Perché il Papa l’ha nominata prefetto della Congregazione per la dottrina della fede? Voleva un tedesco, un teologo o un confidente? Risposta: “Non certo per la mia nazionalità, anche perché come cattolici apparteniamo tutti alla chiesa universale. Il Santo Padre conosce il mio lavoro teologico, non solo come autore ai Sinodi dei vescovi a Roma o in seno alla Conferenza episcopale tedesca”. Così l’arcivescovo Gerhard Ludwig Müller, successore del cardinale William Joseph Levada e prima ancora di Joseph Ratzinger all’ex Sant’Uffizio, spiega a kath.net i motivi del suo arrivo a Roma.

    Perché il Papa l’ha nominata prefetto della Congregazione per la dottrina della fede? Voleva un tedesco, un teologo o un confidente? Risposta: “Non certo per la mia nazionalità, anche perché come cattolici apparteniamo tutti alla chiesa universale. Il Santo Padre conosce il mio lavoro teologico, non solo come autore ai Sinodi dei vescovi a Roma o in seno alla Conferenza episcopale tedesca”.
    Così l’arcivescovo Gerhard Ludwig Müller, successore del cardinale William Joseph Levada e prima ancora di Joseph Ratzinger all’ex Sant’Uffizio, spiega a kath.net i motivi del suo arrivo a Roma. Una nomina tutta papale, che molto ricorda quella del 2006 del segretario di stato Tarcisio Bertone. Tanto che in curia dicono di lui: “Rimarrà dieci anni almeno. E’ una scelta del Papa. Qualcuno non ha condiviso, per i suoi presunti legami con la teologia della liberazione. Ma l’ha voluto Ratzinger. I detrattori si sono dovuti arrendere”.
    Nel 2006 quando arrivò Bertone in segreteria di stato in molti si sorpresero. Non appartenente al servizio diplomatico, il Papa lo scelse perché di lui, ex collaboratore al Sant’Uffizio, si fidava. E così ha fatto con Müller, al di là dell’amicizia con il prete peruviano Gustavo Gutiérrez uno dei pochi vescovi tedeschi in unità di sentimenti e intenti con la linea teologica del Pontefice. Qual è la priorità del suo lavoro? “Nel suo viaggio in Germania, il Papa ha parlato della necessità di portare Dio al centro. Si tratta di trovare il giusto equilibrio per portare questo messaggio nel mondo”.

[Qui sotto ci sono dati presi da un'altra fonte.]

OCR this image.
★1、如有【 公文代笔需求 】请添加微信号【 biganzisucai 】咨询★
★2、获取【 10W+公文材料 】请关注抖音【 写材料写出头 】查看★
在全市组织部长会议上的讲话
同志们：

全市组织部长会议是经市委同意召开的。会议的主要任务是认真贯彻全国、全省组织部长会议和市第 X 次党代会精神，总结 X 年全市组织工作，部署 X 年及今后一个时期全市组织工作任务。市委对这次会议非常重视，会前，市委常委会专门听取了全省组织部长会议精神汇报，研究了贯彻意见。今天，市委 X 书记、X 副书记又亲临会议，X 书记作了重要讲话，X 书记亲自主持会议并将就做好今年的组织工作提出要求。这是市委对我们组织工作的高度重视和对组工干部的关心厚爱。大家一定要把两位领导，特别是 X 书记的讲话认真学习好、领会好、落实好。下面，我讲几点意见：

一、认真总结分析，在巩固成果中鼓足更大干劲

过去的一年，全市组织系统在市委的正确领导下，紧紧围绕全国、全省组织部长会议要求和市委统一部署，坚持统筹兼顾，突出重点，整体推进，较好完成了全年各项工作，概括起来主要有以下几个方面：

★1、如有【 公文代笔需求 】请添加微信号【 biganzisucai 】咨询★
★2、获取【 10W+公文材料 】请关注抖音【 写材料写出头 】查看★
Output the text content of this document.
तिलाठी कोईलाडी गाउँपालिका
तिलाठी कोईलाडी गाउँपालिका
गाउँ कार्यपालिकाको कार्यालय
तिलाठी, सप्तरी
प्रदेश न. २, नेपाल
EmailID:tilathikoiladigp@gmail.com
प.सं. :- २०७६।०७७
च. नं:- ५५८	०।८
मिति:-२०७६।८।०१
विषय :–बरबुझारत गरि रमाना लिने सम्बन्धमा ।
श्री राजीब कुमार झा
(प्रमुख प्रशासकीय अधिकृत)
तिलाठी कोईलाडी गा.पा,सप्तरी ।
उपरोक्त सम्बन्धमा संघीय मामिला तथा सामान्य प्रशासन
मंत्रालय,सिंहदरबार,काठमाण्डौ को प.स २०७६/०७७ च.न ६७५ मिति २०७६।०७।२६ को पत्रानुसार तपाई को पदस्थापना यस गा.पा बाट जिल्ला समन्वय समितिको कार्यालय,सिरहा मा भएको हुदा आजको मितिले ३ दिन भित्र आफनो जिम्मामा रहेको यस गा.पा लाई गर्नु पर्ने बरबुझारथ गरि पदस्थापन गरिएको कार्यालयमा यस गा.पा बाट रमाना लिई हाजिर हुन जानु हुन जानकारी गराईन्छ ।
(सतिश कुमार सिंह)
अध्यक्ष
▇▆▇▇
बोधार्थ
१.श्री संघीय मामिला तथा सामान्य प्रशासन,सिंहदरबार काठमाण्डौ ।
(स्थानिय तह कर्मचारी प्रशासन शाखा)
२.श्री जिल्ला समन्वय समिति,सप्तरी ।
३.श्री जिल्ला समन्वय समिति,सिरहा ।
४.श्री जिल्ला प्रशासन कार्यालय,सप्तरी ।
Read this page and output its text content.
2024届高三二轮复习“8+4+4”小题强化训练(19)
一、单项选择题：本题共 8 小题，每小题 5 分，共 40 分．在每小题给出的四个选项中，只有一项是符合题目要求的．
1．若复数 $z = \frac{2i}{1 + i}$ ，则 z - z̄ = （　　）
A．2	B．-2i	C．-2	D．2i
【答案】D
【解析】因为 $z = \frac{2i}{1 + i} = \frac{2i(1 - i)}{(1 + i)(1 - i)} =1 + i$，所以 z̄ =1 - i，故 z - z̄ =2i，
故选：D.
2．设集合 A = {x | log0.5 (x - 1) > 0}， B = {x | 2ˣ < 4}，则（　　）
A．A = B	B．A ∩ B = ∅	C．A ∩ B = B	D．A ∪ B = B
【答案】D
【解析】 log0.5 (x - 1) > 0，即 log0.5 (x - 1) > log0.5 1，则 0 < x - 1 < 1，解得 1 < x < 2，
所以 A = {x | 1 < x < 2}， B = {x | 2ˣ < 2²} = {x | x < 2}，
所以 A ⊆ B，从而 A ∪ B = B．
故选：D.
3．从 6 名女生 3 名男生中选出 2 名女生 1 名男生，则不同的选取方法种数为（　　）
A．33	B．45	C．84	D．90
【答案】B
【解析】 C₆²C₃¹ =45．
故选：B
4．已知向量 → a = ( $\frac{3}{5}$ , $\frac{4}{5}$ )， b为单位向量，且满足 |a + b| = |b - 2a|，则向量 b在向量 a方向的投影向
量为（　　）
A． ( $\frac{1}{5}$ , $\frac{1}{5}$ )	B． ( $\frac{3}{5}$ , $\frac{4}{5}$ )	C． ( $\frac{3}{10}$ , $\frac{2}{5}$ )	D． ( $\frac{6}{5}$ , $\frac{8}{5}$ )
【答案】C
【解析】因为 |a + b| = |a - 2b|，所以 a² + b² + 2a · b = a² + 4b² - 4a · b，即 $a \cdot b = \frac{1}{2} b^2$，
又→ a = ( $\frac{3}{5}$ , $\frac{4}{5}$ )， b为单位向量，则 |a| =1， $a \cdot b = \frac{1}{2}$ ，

    Anti curiale come era Bertone nel 2006, Müller deve anch’egli la nomina a una speciale confidenzialità maturata con Ratzinger. Da Ratisbona sovente, egli è sceso a Roma in compagnia del fratello del Papa, Georg Ratzinger. A lui confidava molte delle sue aspettative, si dice anche un certo dispiacere maturato nel 2007 quando nuovo arcivescovo di Monaco e Frisinga – cattedra che fu di Ratzinger dal 1977 al 1981 – venne scelto Reinhard Marx e non lui. Ma l’affidamento nelle sue mani dell’Opera Omnia di Ratzinger – lavoro prezioso per il Papa teologo e scrittore – gli fece comprendere che il futuro sarebbe stato comunque importante. Così è stato, il 2 luglio il Papa l’ha portato nel ministero più prestigioso, watchdog e promotore della fede.
    E’ stato il settimanale inglese Tablet a scrivere giustamente che Müller è “simile ma anche differente” da Ratzinger. E forse è proprio per questo motivo che il Papa l’ha scelto. Nel suo curriculum spicca l’amicizia teologica con un grande interprete della chiesa tedesca del quale si possono dire molte cose ma non che condivida in tutto la linea teologica del Pontefice: Karl Lehman. Se Ratzinger è un tedesco atipico in quanto fedelmente romano, Lehmann e molti altri insieme a lui mantengono nel proprio Dna quella anti-romanità tipica del mondo tedesco. Müller sta sostanzialmente nel mezzo: ha ottenuto il dottorato nel 1977 proprio con Lehmann, da sempre vicino a quel cattolicesimo tedesco affine al mondo del cristianesimo protestante. E dedicò la sua tesi dottorale al contributo dato alla teologia sacramentale ecumenica del teologo protestante Dietrich Bonhoeffer.
    Con l’arrivo di Müller alla Dottrina della fede, diventano molti i porporati di lingua tedesca. Oltre ai germanici Marx, all’emerito Walter Brandmüller, all’altro grande Walter Kasper e al porporato di Berlino Rainer Maria Wölki, ci sono l’austriaco Christoph Schönborn, arcivescovo di Vienna, e lo svizzero Kurt Koch, presidente del Pontificio consiglio per la promozione dell’unità dei cristiani.